I hope that along with making Patch your go-to destination for community news, you’ll join Local Voices and let your voice be heard. If you’ve got something to say – say it on Patch!

This post is contributed by a community member. The views expressed in this blog are those of the author and do not necessarily reflect those of Patch Media Corporation. Everyone is welcome to submit a post to Patch. If you'd like to post a blog, go here to get started.

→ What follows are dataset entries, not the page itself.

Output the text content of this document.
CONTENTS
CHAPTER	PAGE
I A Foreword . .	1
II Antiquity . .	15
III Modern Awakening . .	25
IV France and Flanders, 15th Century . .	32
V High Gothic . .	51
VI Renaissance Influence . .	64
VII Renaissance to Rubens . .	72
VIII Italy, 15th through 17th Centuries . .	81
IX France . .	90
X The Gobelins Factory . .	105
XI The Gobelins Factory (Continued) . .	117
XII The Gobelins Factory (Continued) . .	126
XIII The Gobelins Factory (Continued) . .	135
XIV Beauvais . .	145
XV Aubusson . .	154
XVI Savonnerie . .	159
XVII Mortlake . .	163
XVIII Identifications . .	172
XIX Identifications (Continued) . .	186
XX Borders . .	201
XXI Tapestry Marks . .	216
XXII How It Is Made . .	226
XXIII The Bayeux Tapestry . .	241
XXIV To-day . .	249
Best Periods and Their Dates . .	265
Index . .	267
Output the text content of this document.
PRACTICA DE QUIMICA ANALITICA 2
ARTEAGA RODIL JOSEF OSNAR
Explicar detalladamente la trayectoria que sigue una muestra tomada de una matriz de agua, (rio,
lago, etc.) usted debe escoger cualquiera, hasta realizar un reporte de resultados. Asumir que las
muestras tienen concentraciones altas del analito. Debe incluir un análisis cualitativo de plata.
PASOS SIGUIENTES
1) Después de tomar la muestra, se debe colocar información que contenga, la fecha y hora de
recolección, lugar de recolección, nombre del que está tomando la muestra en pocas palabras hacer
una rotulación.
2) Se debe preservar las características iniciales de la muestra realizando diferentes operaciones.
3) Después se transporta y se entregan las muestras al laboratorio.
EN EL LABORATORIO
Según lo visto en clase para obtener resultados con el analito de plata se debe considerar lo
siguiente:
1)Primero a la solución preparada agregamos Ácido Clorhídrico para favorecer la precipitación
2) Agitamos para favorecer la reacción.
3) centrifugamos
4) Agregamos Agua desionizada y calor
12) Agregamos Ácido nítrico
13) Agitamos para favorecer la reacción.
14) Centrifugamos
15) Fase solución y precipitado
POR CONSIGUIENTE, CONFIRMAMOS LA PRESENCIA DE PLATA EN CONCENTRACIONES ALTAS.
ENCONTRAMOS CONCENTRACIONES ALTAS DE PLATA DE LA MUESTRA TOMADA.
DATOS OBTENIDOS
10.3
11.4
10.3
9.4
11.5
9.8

Lauri Lebo May 05, 2011 at 06:12 PM
As one of those former late-night non-elected persons still clutching my notebook in a city council meeting long after others had left, knowing that I still had to go back to the newsroom and write up the key elements of what happened for the next day's newspaper, I couldn't agree with Sara Steffens more. Journalists can't stay up all night doing journalism for free when they have to get up in the morning for another job that actually pays the bills. Which is why The Newspaper Guild is calling on Arianna to talk to the Newspaper Guild about ways to build a sustainable business model for everyone, not just one built on the labor of unpaid writers. Hey Arianna, you know where to find us. Sincerely, Lauri Lebo
George October 15, 2011 at 09:35 PM
Patch has turned into another propaganda arm for Arianna and her ilk. Sad really, as the original version showed promise for local content. Next.
Laurie Buck October 15, 2011 at 11:00 PM
Propaganda? Where?
Dave McCoy October 16, 2011 at 12:24 AM
George, as a contributor to Patch, I would be very interested to know where you discerned propaganda.
Blake Fleetwood November 04, 2011 at 06:57 PM
Patch is a wonderful opportunity to air local issues... It gives voice to people who have been silent for too long because they don't happen to own a printing press.